-
-
Notifications
You must be signed in to change notification settings - Fork 26.6k
Closed
Description
Describe the bug
Since sklearn 1.4, using e.g. train_test_split on astropy.table.Table objects raises an exception:
Steps/Code to Reproduce
from astropy.table import Table
from sklearn.model_selection import KFold
from astropy import __version__ as astropy_version
from sklearn import __version__ as sklearn_version
print(f"sklearn: {sklearn_version}, astropy: {astropy_version}")

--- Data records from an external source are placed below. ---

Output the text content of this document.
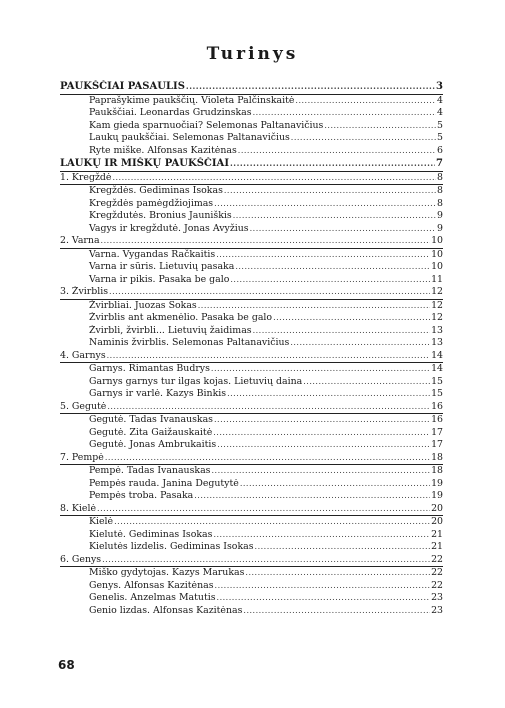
Turinys
PAUKŠČIAI PASAULIS .....	3
Paprašykime paukščių. Violeta Palčinskaitė .....	4
Paukščiai. Leonardas Grudzinskas .....	4
Kam gieda sparnuočiai? Selemonas Paltanavičius .....	5
Laukų paukščiai. Selemonas Paltanavičius .....	5
Ryte miške. Alfonsas Kazitėnas .....	6
LAUKŲ IR MIŠKŲ PAUKŠČIAI .....	7
1. Kregždė .....	8
Kregždės. Gediminas Isokas .....	8
Kregždės pamėgdžiojimas .....	8
Kregždutės. Bronius Jauniškis .....	9
Vagys ir kregždutė. Jonas Avyžius .....	9
2. Varna .....	10
Varna. Vygandas Račkaitis .....	10
Varna ir sūris. Lietuvių pasaka .....	10
Varna ir pikis. Pasaka be galo .....	11
3. Žvirblis .....	12
Žvirbliai. Juozas Sokas .....	12
Žvirblis ant akmenėlio. Pasaka be galo .....	12
Žvirbli, žvirbli... Lietuvių žaidimas .....	13
Naminis žvirblis. Selemonas Paltanavičius .....	13
4. Garnys .....	14
Garnys. Rimantas Budrys .....	14
Garnys garnys tur ilgas kojas. Lietuvių daina .....	15
Garnys ir varlė. Kazys Binkis .....	15
5. Gegutė .....	16
Gegutė. Tadas Ivanauskas .....	16
Gegutė. Zita Gaižauskaitė .....	17
Gegutė. Jonas Ambrukaitis .....	17
7. Pempė .....	18
Pempė. Tadas Ivanauskas .....	18
Pempės rauda. Janina Degutytė .....	19
Pempės troba. Pasaka .....	19
8. Kielė .....	20
Kielė .....	20
Kielutė. Gediminas Isokas .....	21
Kielutės lizdelis. Gediminas Isokas .....	21
6. Genys .....	22
Miško gydytojas. Kazys Marukas .....	22
Genys. Alfonsas Kazitėnas .....	22
Genelis. Anzelmas Matutis .....	23
Genio lizdas. Alfonsas Kazitėnas .....	23
68
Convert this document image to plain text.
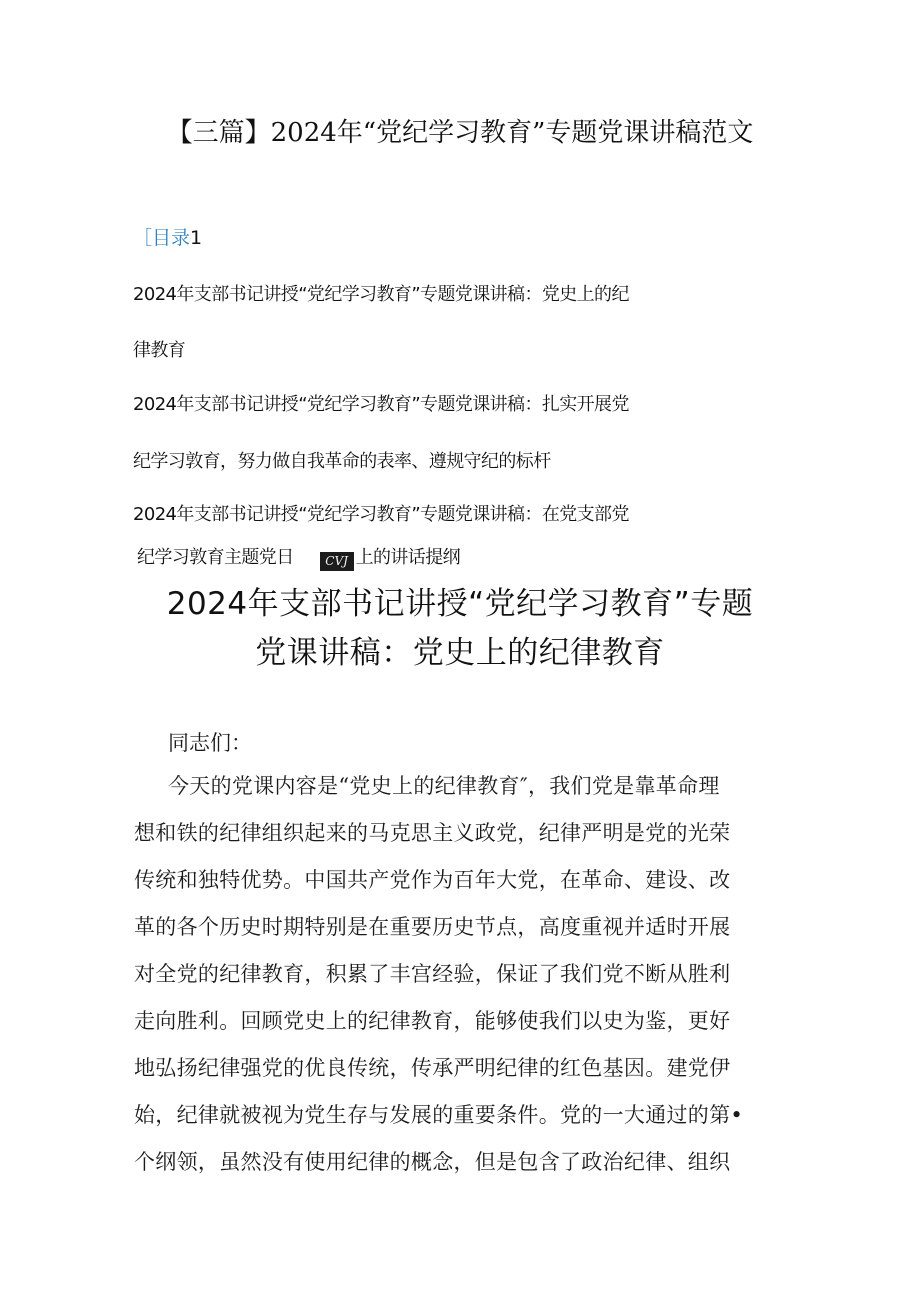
【三篇】2024年“党纪学习教育”专题党课讲稿范文
［目录1
2024年支部书记讲授“党纪学习教育”专题党课讲稿：党史上的纪
律教育
2024年支部书记讲授“党纪学习教育”专题党课讲稿：扎实开展党
纪学习敦育，努力做自我革命的表率、遵规守纪的标杆
2024年支部书记讲授“党纪学习教育”专题党课讲稿：在党支部党
纪学习敦育主题党日	CVJ 上的讲话提纲
2024年支部书记讲授“党纪学习教育”专题
党课讲稿：党史上的纪律教育
同志们：
今天的党课内容是“党史上的纪律教育″，我们党是靠革命理
想和铁的纪律组织起来的马克思主义政党，纪律严明是党的光荣
传统和独特优势。中国共产党作为百年大党，在革命、建设、改
革的各个历史时期特别是在重要历史节点，高度重视并适时开展
对全党的纪律教育，积累了丰宫经验，保证了我们党不断从胜利
走向胜利。回顾党史上的纪律教育，能够使我们以史为鉴，更好
地弘扬纪律强党的优良传统，传承严明纪律的红色基因。建党伊
始，纪律就被视为党生存与发展的重要条件。党的一大通过的第•
个纲领，虽然没有使用纪律的概念，但是包含了政治纪律、组织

t = Table({"a": [1, 2, 3, 4], "b": [4, 5, 6, 7]})
fold = KFold(2)
print(next(fold.split(t)))Expected Results
❯ python sklearn_astropy.py
sklearn: 1.3.2, astropy: 6.0.0
(array([2, 3]), array([0, 1]))
Actual Results
sklearn: 1.4.0, astropy: 6.0.0
Traceback (most recent call last):
File "/home/maxnoe/test/astropy_skllearn_1.4/sklearn_astropy.py", line 12, in <module>
print(next(fold.split(t)))
^^^^^^^^^^^^^^^^^^^
File "/home/maxnoe/test/astropy_skllearn_1.4/venv/lib/python3.11/site-packages/sklearn/model_selection/_split.py", line 367, in split
X, y, groups = indexable(X, y, groups)
^^^^^^^^^^^^^^^^^^^^^^^
File "/home/maxnoe/test/astropy_skllearn_1.4/venv/lib/python3.11/site-packages/sklearn/utils/validation.py", line 476, in indexable
check_consistent_length(*result)
File "/home/maxnoe/test/astropy_skllearn_1.4/venv/lib/python3.11/site-packages/sklearn/utils/validation.py", line 427, in check_consistent_length
lengths = [_num_samples(X) for X in arrays if X is not None]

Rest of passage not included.